The security advisory – issued by the German computer emergency response team, CERT-Bund – was soon downgraded, The Daily Swig reported, with the episode once again reigniting debates surrounding vulnerability disclosure and open source software.
And for a security issue that may have been downplayed a bit too much, London’s Metropolitan Police found themselves in a bit of a stink this week after learning that their Twitter account had been hijacked by unknown persons.
We couldn’t believe it, either.
“The Metropolitan Police is running a cyber-crime investigation into the unauthorised publication of content on its news platform MyNewsDesk on Friday 19 July,” a press statement from Britain’s largest police force read on Saturday.
“The site is a micro site that is used to publish and distribute news from the Metropolitan Police.

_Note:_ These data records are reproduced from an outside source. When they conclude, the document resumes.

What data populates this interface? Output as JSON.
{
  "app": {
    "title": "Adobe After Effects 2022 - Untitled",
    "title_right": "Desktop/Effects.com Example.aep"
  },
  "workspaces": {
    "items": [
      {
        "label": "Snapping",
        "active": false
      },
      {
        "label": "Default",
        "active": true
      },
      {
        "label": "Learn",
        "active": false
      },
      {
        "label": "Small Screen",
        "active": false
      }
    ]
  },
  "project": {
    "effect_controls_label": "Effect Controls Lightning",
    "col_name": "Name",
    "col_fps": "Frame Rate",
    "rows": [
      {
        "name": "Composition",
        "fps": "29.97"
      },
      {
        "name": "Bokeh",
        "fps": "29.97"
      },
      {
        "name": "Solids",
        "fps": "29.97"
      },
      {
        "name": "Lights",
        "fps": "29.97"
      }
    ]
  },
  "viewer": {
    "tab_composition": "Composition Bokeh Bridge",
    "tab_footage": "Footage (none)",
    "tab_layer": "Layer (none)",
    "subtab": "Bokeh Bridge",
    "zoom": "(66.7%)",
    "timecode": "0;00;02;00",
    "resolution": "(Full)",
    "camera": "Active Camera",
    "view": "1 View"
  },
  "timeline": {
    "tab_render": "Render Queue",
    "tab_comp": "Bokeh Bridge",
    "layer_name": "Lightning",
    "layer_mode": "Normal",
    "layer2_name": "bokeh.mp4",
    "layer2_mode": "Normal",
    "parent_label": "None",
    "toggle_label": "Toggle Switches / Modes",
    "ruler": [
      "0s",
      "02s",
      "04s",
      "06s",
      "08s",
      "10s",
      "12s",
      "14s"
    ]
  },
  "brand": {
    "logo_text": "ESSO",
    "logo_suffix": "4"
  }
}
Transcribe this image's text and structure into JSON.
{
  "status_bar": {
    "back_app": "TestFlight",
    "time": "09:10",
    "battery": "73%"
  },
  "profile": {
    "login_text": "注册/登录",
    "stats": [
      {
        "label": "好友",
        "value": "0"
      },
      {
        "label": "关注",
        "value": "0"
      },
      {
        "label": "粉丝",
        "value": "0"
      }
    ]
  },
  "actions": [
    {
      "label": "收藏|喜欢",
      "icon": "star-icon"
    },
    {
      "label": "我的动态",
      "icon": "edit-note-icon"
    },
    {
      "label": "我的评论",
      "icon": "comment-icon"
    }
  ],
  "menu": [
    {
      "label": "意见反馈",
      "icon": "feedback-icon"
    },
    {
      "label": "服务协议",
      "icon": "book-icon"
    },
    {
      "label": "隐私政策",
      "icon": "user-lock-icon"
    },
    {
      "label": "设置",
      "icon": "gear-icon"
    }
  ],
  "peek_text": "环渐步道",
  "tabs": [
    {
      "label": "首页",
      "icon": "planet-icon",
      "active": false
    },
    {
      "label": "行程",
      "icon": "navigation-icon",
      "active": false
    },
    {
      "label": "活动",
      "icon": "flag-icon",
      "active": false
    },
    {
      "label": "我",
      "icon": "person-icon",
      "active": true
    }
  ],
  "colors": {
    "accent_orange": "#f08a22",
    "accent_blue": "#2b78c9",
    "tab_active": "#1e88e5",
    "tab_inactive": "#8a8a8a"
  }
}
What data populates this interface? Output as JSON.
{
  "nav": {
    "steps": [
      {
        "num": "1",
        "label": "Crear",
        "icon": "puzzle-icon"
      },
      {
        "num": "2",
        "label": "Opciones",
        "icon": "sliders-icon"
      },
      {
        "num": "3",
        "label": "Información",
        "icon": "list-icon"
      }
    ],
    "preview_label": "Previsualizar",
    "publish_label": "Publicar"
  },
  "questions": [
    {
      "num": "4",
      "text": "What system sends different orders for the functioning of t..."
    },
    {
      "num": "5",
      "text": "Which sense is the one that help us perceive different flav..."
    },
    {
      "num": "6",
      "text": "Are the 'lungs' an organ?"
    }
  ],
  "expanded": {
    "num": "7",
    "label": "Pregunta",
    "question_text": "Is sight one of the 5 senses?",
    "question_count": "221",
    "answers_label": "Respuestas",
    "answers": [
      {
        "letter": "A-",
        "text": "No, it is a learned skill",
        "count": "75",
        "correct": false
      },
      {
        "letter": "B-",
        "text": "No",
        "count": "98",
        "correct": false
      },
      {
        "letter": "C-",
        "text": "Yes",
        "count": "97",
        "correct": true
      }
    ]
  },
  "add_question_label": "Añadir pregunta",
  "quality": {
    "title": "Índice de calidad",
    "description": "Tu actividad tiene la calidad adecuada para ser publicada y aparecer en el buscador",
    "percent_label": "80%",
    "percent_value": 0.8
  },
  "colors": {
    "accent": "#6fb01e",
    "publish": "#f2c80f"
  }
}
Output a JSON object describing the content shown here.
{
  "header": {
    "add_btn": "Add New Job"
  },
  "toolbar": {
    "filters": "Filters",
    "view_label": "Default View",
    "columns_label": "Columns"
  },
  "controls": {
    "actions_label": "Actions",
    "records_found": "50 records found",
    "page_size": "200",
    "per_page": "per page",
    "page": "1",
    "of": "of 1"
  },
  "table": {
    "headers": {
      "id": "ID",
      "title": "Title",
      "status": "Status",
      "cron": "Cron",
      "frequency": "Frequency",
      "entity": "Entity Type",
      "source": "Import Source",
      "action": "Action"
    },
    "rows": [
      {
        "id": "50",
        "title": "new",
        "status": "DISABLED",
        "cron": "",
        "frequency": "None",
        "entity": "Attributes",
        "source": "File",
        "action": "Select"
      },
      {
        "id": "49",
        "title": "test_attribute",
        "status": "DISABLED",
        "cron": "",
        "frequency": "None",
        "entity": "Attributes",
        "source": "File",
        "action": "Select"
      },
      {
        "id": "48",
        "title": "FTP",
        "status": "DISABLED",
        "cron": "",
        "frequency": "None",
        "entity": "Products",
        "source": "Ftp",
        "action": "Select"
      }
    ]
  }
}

“It can be used to generate emails and to send Tweets as well as publishing stories. The unauthorised content was sent out on Twitter and via email as well as appearing on the news site.”
Police urged the public to ignore the unusual activity taking place on its social media account, which has approximately 1.2 million followers, until the stream of unauthorized messages were brought under control.
The Met reiterated that there was no attack on its IT network and that the problem stemmed from Mynewsdesk.
One of the bigger happenings this week was the landmark announcement that everybody’s favourite credit reporting agency, Equifax, had agreed to pay at least $575 million – and potentially up to $700 million – as part of a data breach settlement in the US.
That’s right – the Federal Trade Commission (FTC) may have secured its biggest data breach settlement to date, with Equifax now required to set up a fund to compensate the millions of US consumers affected by the incident.
Motherboard has detailed how-to claim your settlement, which has consumers claiming anywhere from $125 to up to $20,000, depending on the fallout of when their personal financial information was compromised.
Equifax’s 2017 data breach was caused by the failure to patch a security flaw in the Apache Struts web application framework.
And finally, it wouldn’t be an edition of Social Security without some news from Facebook.
This ends the FTC investigation into the social media giant, which, along with the financial penalty, will also be forced to create a board that will oversee the company’s privacy practices.
Mark Zuckerberg will have no control over the board, the BBC reports.